What are the rules when it comes to completing chart notes after the time of service? Can doctors charge a copay for an annual exam?
Q: Our practice gives the providers 30 days to complete their notes. The charges go out the day after the patient is seen. I am concerned that we should be completing these charts more quickly than that. Is there a particular rule I can point to about this?
A: The current CMS online E&M guidance states that: "To maintain an accurate medical record, document services during the encounter or as soon as practicable after the encounter."
During, or soon after…this does not mean weeks! Local guidance from Medicare Administrative Contractor (MAC) in my state says:
"Medicare expects the documentation to be generated at the time of service or shortly thereafter. Delayed entries within a reasonable time frame (24-48 hrs.) are acceptable for purposes of clarification, error correction, the addition of information not initially available, and if certain unusual circumstances prevented the generation of the note at the time of service.
Every note must stand alone, i.e., the performed services must be documented at the outset. Delayed written explanations will be considered. They serve for clarification only and cannot be used to add and authenticate services billed not documented at the time of service or to retrospectively substantiate medical necessity. For that, the medical record must stand on its own with the original entry corroborating that the service was rendered and was medically necessary."
This one is quite clear, 24 - 48 hours or a reasonable time frame. I don't think you'd get much sympathy from Medicare if you asked them for even a one week delay. There's an easy way to find out.
You can just submit a FAQ to your MAC - pick an interval, one week, two weeks, three weeks - I can about guarantee you that they will not look kindly on any of those as acceptable time frames for record completion.
Q:Some of my doctors collect copays from patients that come in for annual exams. Of course, those are preventive and they should not be doing it. The answer I was given is that many times the patient then presents with a problem at the same time so then it is not an annual, and such, they felt they could collect the copay.
My question to you is should they be doing that? I think they can code for an annual with a modifier for the other issue.
A: It sounds like they know in advance whether or not the patient has problems that require assessment or treatment beyond the health maintenance portion of the visit.
If so, that's actually a good thing, and it is appropriate that they collect the copay.
If however, they are collecting on patients whom they don't know will have a medical problem addressed, this is a problem. Do they collect a copay in all annual visits? That would certainly shade this towards the latter, inappropriate scenario. Recognize that the copay is applicable only to the additional E&M codes for problems addressed. Without that, do not charge a copay.
Q:What are the general rules behind coding a Z00.00 in the "Adult Primary Care" setting? Is the "Annual Physical Visit" the time to address all of the patient's chronic conditions, and therefore chart diagnosis codes for all conditions discussed during the visit?
For example: The patient has a visit for an annual physical. Past medical history is diabetes, hypertension, hyperlipidemia, and a BMI of 38.0. The provider reviews labs, or maybe writes orders for labs to check the status of the diabetes and hyperlipidemia, reorders medications for the hypertension, and discusses diet for the diabetes, hyperlipidemia and BMI issue.
Would the coding for this visit not only be Z00.00, but also I10 for the HTN, E.78.2 for the Hyperlipidemia, and E11.65 for the DM and Z68.38 for the BMI?
Would there ever be a reason to NOT include those pre-existing condition diagnosis codes on the claim, along with the Z00.00, if there was documentation that they were addressed at the visit?
A: Five questions in one! Let's answer them one at a time.
A. Z00.00 is an encounter for general adult medical examination without abnormal findings. This code is used to represent the preventive 'portion' of the encounter. The 'without findings' piece pertains to new findings of signs and symptoms, and not any chronic conditions that may be addressed separately.

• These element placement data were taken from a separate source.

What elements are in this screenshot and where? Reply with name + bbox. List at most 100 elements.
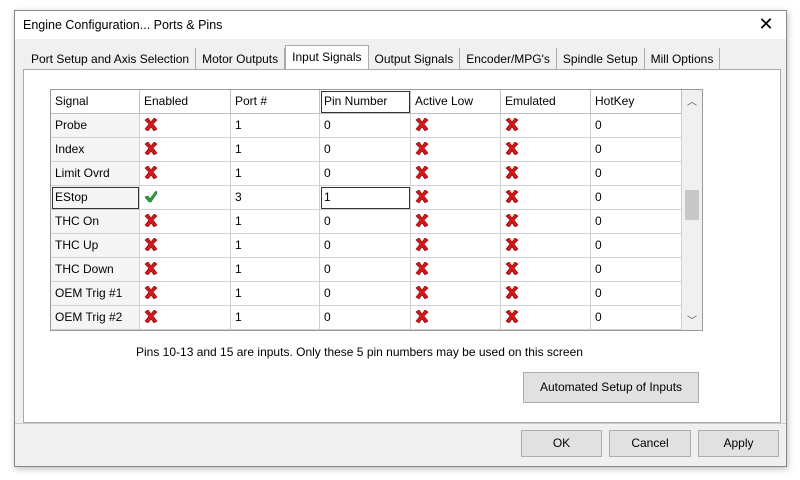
tab-output-signals[interactable]: Output Signals (369, 48, 461, 70)
x-icon[interactable] (144, 240, 158, 254)
ok-button[interactable]: OK (521, 430, 602, 457)
cell-hotkey[interactable]: 0 (591, 282, 682, 306)
tab-spindle-setup[interactable]: Spindle Setup (557, 48, 645, 70)
x-icon[interactable] (144, 216, 158, 230)
cell-enabled[interactable] (140, 138, 231, 162)
scroll-up-icon[interactable]: ︿ (682, 93, 702, 108)
cell-emulated[interactable] (501, 282, 591, 306)
close-icon[interactable]: ✕ (754, 14, 778, 35)
x-icon[interactable] (505, 168, 519, 182)
cell-emulated[interactable] (501, 138, 591, 162)
column-header-active-low[interactable]: Active Low (411, 90, 501, 114)
x-icon[interactable] (505, 192, 519, 206)
cell-port[interactable]: 1 (231, 162, 320, 186)
x-icon[interactable] (144, 264, 158, 278)
cell-emulated[interactable] (501, 114, 591, 138)
cell-hotkey[interactable]: 0 (591, 138, 682, 162)
cell-port[interactable]: 1 (231, 210, 320, 234)
cell-port[interactable]: 1 (231, 138, 320, 162)
cell-hotkey[interactable]: 0 (591, 210, 682, 234)
column-header-hotkey[interactable]: HotKey (591, 90, 682, 114)
x-icon[interactable] (505, 216, 519, 230)
cell-active-low[interactable] (411, 114, 501, 138)
cell-active-low[interactable] (411, 282, 501, 306)
x-icon[interactable] (505, 120, 519, 134)
cell-pin[interactable]: 1 (320, 186, 411, 210)
x-icon[interactable] (415, 264, 429, 278)
column-header-emulated[interactable]: Emulated (501, 90, 591, 114)
cell-active-low[interactable] (411, 306, 501, 330)
cancel-button[interactable]: Cancel (609, 430, 691, 457)
scroll-down-icon[interactable]: ﹀ (682, 312, 702, 327)
cell-active-low[interactable] (411, 210, 501, 234)
cell-pin[interactable]: 0 (320, 258, 411, 282)
cell-port[interactable]: 1 (231, 282, 320, 306)
apply-button[interactable]: Apply (698, 430, 779, 457)
cell-port[interactable]: 1 (231, 306, 320, 330)
x-icon[interactable] (144, 144, 158, 158)
cell-enabled[interactable] (140, 162, 231, 186)
cell-enabled[interactable] (140, 234, 231, 258)
column-header-port[interactable]: Port # (231, 90, 320, 114)
x-icon[interactable] (144, 288, 158, 302)
tab-input-signals[interactable]: Input Signals (285, 45, 368, 71)
cell-enabled[interactable] (140, 114, 231, 138)
cell-port[interactable]: 3 (231, 186, 320, 210)
cell-emulated[interactable] (501, 162, 591, 186)
x-icon[interactable] (505, 288, 519, 302)
cell-pin[interactable]: 0 (320, 114, 411, 138)
x-icon[interactable] (144, 312, 158, 326)
cell-enabled[interactable] (140, 258, 231, 282)
check-icon[interactable] (144, 192, 158, 206)
cell-emulated[interactable] (501, 258, 591, 282)
cell-hotkey[interactable]: 0 (591, 258, 682, 282)
cell-port[interactable]: 1 (231, 258, 320, 282)
cell-hotkey[interactable]: 0 (591, 186, 682, 210)
x-icon[interactable] (415, 216, 429, 230)
cell-emulated[interactable] (501, 234, 591, 258)
cell-emulated[interactable] (501, 306, 591, 330)
cell-pin[interactable]: 0 (320, 162, 411, 186)
cell-active-low[interactable] (411, 186, 501, 210)
cell-pin[interactable]: 0 (320, 282, 411, 306)
automated-setup-button[interactable]: Automated Setup of Inputs (523, 372, 699, 403)
cell-port[interactable]: 1 (231, 234, 320, 258)
cell-active-low[interactable] (411, 258, 501, 282)
cell-hotkey[interactable]: 0 (591, 162, 682, 186)
cell-emulated[interactable] (501, 210, 591, 234)
tab-motor-outputs[interactable]: Motor Outputs (196, 48, 285, 70)
cell-emulated[interactable] (501, 186, 591, 210)
tab-port-setup-and-axis-selection[interactable]: Port Setup and Axis Selection (25, 48, 196, 70)
column-header-signal[interactable]: Signal (51, 90, 140, 114)
cell-hotkey[interactable]: 0 (591, 234, 682, 258)
x-icon[interactable] (505, 312, 519, 326)
x-icon[interactable] (415, 192, 429, 206)
scroll-thumb[interactable] (685, 190, 699, 220)
x-icon[interactable] (415, 144, 429, 158)
column-header-enabled[interactable]: Enabled (140, 90, 231, 114)
x-icon[interactable] (144, 120, 158, 134)
x-icon[interactable] (415, 168, 429, 182)
x-icon[interactable] (505, 144, 519, 158)
cell-port[interactable]: 1 (231, 114, 320, 138)
vertical-scrollbar[interactable]: ︿ ﹀ (682, 90, 702, 330)
x-icon[interactable] (415, 240, 429, 254)
x-icon[interactable] (415, 312, 429, 326)
column-header-pin[interactable]: Pin Number (320, 90, 411, 114)
cell-enabled[interactable] (140, 210, 231, 234)
x-icon[interactable] (505, 264, 519, 278)
cell-enabled[interactable] (140, 186, 231, 210)
x-icon[interactable] (415, 288, 429, 302)
cell-pin[interactable]: 0 (320, 138, 411, 162)
cell-pin[interactable]: 0 (320, 306, 411, 330)
cell-enabled[interactable] (140, 306, 231, 330)
cell-active-low[interactable] (411, 162, 501, 186)
x-icon[interactable] (505, 240, 519, 254)
x-icon[interactable] (415, 120, 429, 134)
cell-active-low[interactable] (411, 234, 501, 258)
tab-encoder-mpg-s[interactable]: Encoder/MPG's (460, 48, 557, 70)
tab-mill-options[interactable]: Mill Options (645, 48, 721, 70)
cell-enabled[interactable] (140, 282, 231, 306)
cell-hotkey[interactable]: 0 (591, 306, 682, 330)
x-icon[interactable] (144, 168, 158, 182)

B. Another part of your question, is annual 'the time." This is up to the physician, with different physicians going about it different. You can certainly have the patient come back to deal with problems separately, or you can do them in the same encounter - there is no right or wrong about it, only various considerations for each option.
C. "And therefore list all diagnosis codes for all conditions discussed." This is over-broad. If you do an annual and address problems then you report those codes.
The rule for what is reportable is "Also Code Any Coexisting Conditions Relevant to the Encounter (i.e., Conditions that Require or Affect Patient Care Treatment or Management)." This would include any problems assessed and documented, not just 'discussed.'
D. On your example - you have the correct codes assuming you have the detail correct on the Lipids and DM.
E. As to a reason not to code them all, I can't speak for all payers, contracts and arrangements, but per ICD-10 and general coding guidance, if they were assessed and documented as such, they are reportable.